Se acerca la tamborrada, se oye en las calles de Donostia, desde los sótanos de las sociedades gastronómicas hasta los patios de los establecimientos de enseñanza esparcidos por alguna de las colinas del término municipal o casi. La repetición en bucle de las mismas melodías, de los mismos ritmos desde hace más de un siglo, bastante más, es invasora, envolvente y, a veces, cansina. Hay holandeses que no andan en bici y hay donostiarras que no golpean el tambor, el barril o la mesa del comedor durante las 24 horas de este mes largo que precede a la eyaculación desparramada por aquellas calles de comparsas de cocineros y de soldadesca napoleónica con desmesurada vocación de que todos participemos por activa o por pasiva en la fiesta, la fiesta del « gudari » de Ostia, al que estéticamente asaetearon, al parecer, sus colegas de ejército, para rematarlo a golpes días más tarde y arrojar su cadáver a los corcones del Tíber, si nos creemos las historias sagradas.
Hay quien considera que el comer bien es una actividad cultural y, por eso, Donostia-San Sebastián es siempre capital cultural europea sin que sea preciso proclamarlo, incluso se puede devenir doctor universitario en macarrones al gratén en un centro culinario vasco de nombre inglés que ya cuenta con instalaciones en una de las colinas mencionadas pero al que, además, se le va dotar de unas instalaciones, que ni el Guggenheim bilbaíno, aquí al lado, en mi barrio.

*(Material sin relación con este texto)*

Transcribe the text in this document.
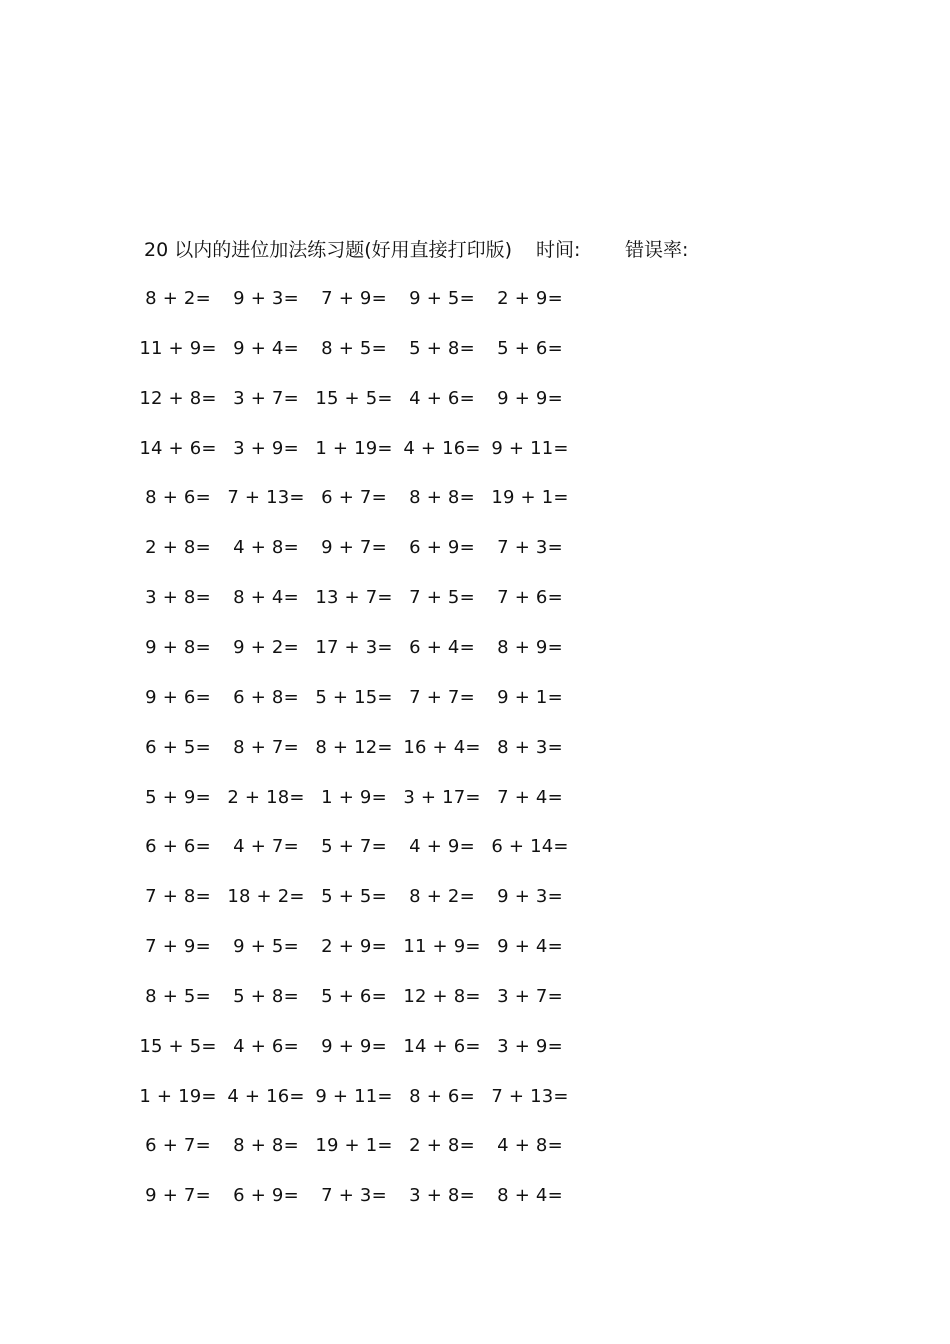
20 以内的进位加法练习题(好用直接打印版) 时间: 错误率:
8 + 2= 9 + 3= 7 + 9= 9 + 5= 2 + 9=
11 + 9= 9 + 4= 8 + 5= 5 + 8= 5 + 6=
12 + 8= 3 + 7= 15 + 5= 4 + 6= 9 + 9=
14 + 6= 3 + 9= 1 + 19= 4 + 16= 9 + 11=
8 + 6= 7 + 13= 6 + 7= 8 + 8= 19 + 1=
2 + 8= 4 + 8= 9 + 7= 6 + 9= 7 + 3=
3 + 8= 8 + 4= 13 + 7= 7 + 5= 7 + 6=
9 + 8= 9 + 2= 17 + 3= 6 + 4= 8 + 9=
9 + 6= 6 + 8= 5 + 15= 7 + 7= 9 + 1=
6 + 5= 8 + 7= 8 + 12= 16 + 4= 8 + 3=
5 + 9= 2 + 18= 1 + 9= 3 + 17= 7 + 4=
6 + 6= 4 + 7= 5 + 7= 4 + 9= 6 + 14=
7 + 8= 18 + 2= 5 + 5= 8 + 2= 9 + 3=
7 + 9= 9 + 5= 2 + 9= 11 + 9= 9 + 4=
8 + 5= 5 + 8= 5 + 6= 12 + 8= 3 + 7=
15 + 5= 4 + 6= 9 + 9= 14 + 6= 3 + 9=
1 + 19= 4 + 16= 9 + 11= 8 + 6= 7 + 13=
6 + 7= 8 + 8= 19 + 1= 2 + 8= 4 + 8=
9 + 7= 6 + 9= 7 + 3= 3 + 8= 8 + 4=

Lógicamente, yo no aspiro a cenar bien la víspera de San Sebastián, me suelo conformar con no morir de gastroenteritis después. Durante mucho tiempo, he sido de los que huyen de Donostia el día 20 de enero, durante unos años para esquiar, cuando aún había nieve en los Pirineos, incluso en los Alpes, aunque inevitablemente, si mi huida era en un grupo de excursionistas, la tamborrada se improvisaba con la debida emoción en donde fuera y la resaca nos acompañaba en los descensos del propio día. La izada de la bandera se une en mis emociones con una muerte, ausencia de la que no quiero escribir aquí. Esta coincidencia del calendario tampoco me ha añadido ganas de festejo desde hace 17 años pero la vida sigue y últimamente vuelvo a compartir el menú de tamborrada, no muy mala relación calidad/precio, el cava ideal para la acidez posterior en el garganchón, los golpeteos cacofónicos y arrítmicos sobre la mesa del restaurante y la posterior vuelta en la borrasca típica del invierno vasco para saludar a unos y otros -es lo mejor que tiene esa noche, los encuentros con los supervivientes de las tamborradas de nuestra juventud -, hasta que alguien tiene la suficiente autoridad para imponer una sensata huida hacia el lecho, donde se seguirán oyendo bandas, barriles y tambores con una frecuencia cada año superior.
¿Qué tiene que ver el teatro en la escuela pública francesa con lo anterior ? Nada. Pero Macron ha dicho algo sensato la otra noche, el martes 16 de enero : cursos de teatro obligatorios desde septiembre de este año en los colegios (De los 11-12 a los 14-15 aproximadamente). Ha omitido de incluir el rugby como deporte preferente pero, al menos, esa pequeña frase me ha dado una alegría más en esta semana previa al menú, al cava, al tamborreo y a la alegría marcada en el calendario de cocina como inevitable.